During a meeting with lawmakers of his Pakistan Tehreek-e-Insaf (PTI) on the eve of the National Assembly session in light of the Supreme Court’s landmark ruling, Imran appeared no less determined to fight the opposition’s no-confidence motion against him.

The prime minister doubled down on his tough stance, as he told his party’s National Assembly members (MNAs) that “we are not going anywhere”, adding that resignation would be tantamount to making the “foreign conspiracy a success”.

He said the opposition leader would not be able to wear achkan – a tongue-in-cheek reference to the joint opposition’s desire of fielding Pakistan Muslim League-Nawaz (PML-N) President Shehbaz Sharif as the candidate for the post of prime minister.

While highlighting how the purported conspiracy was hatched to overthrow his regime, Imran vowed to “compete with the opposition at every level”, insisting that those who played an instrumental role in the “external conspiracy” had been exposed.

The prime minister noted that the opposition was “scared” of going to the public. The lawmakers reposed full confidence in Imran’s leadership, saying that they stood with him. They also decided to go to their constituencies to inform the people about the foreign conspiracy to topple the government.

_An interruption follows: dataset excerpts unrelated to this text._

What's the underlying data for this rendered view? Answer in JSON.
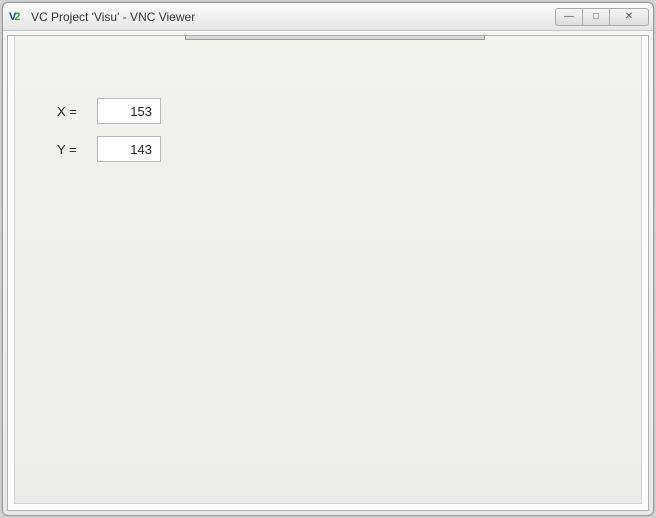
{
  "window": {
    "title": "VC Project 'Visu' - VNC Viewer"
  },
  "controls": {
    "minimize_glyph": "—",
    "maximize_glyph": "□",
    "close_glyph": "✕"
  },
  "fields": {
    "x": {
      "label": "X =",
      "value": "153"
    },
    "y": {
      "label": "Y =",
      "value": "143"
    }
  }
}
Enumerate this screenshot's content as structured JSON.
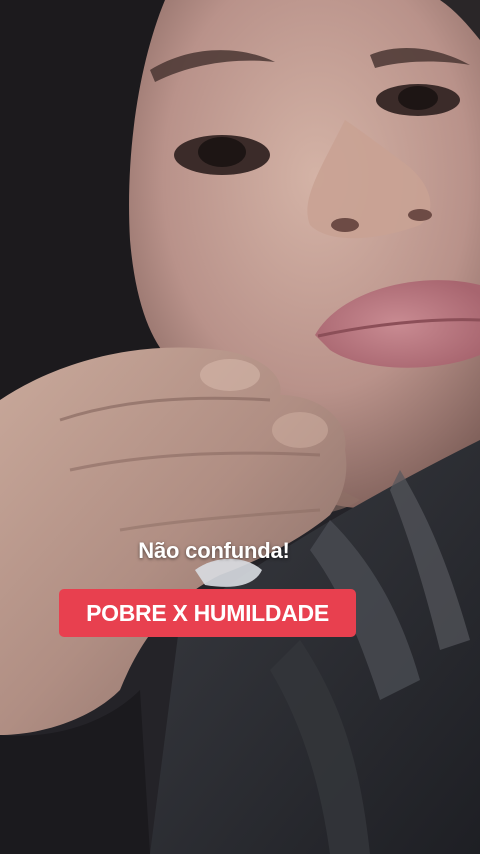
{
  "story": {
    "caption_line1": "Não confunda!",
    "caption_line2": "POBRE X HUMILDADE",
    "caption_box_color": "#e8404f",
    "caption_text_color": "#ffffff"
  }
}
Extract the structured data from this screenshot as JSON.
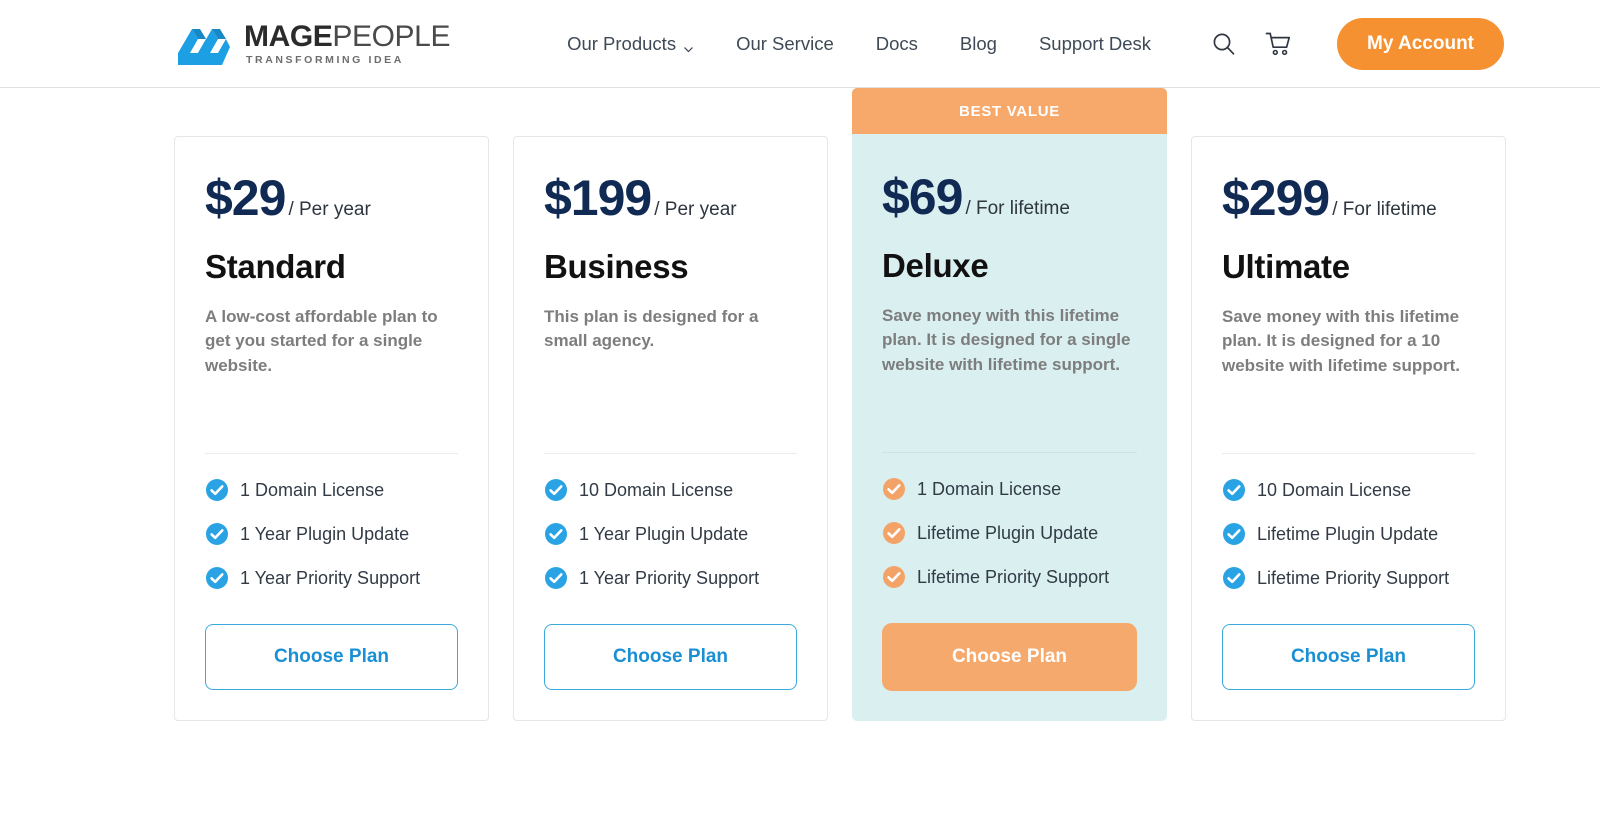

The meeting also discussed the political situation in depth and decided to intensify its public outreach campaign by holding rallies in all districts of the country to take the people into confidence against external interference.

Separately, in an interview with state-run Pakistan Television (PTV), Imran said that the nation needed to safeguard its sovereignty at a time when the country was facing a ‘conspiracy’ for regime change. He highlighted the untapped potential of the country, contrasting it with leaders who had the “mindset of beggars cannot be choosers”, saying that they usurped the people’s potential.

He said that in Pakistani society, corrupt leaders, “in connivance with the corrupt set-up and the media” ended the distinction between good and bad. “Nations always emerge through self-esteem, Pakistan has a great potential,” he remarked. “This nation will rise anytime, we are yet on the course to become a nation.”

Responding to a question, Imran said that the State of Medina could not be replicated all of a sudden, rather the entire nation would have to play its role, although every struggle was led by a very few people initially.

He added that Pakistan could not become a great nation unless it reverted to its basic objective of becoming an Islamic welfare state. “Unfortunately, we deviated from those objectives and never tried to follow those principles which consequently led to ethnic and provincial bias,” he said.

As the interviewer recalled his decades-old struggle against Islamophobia after 9/11, Imran said that he witnessed its growth, which prompted a reaction from Muslims. “We are a country which spearheaded a resolution which led to the designation of March 15 as the International Day to Combat Islamophobia by the United Nations,” he added.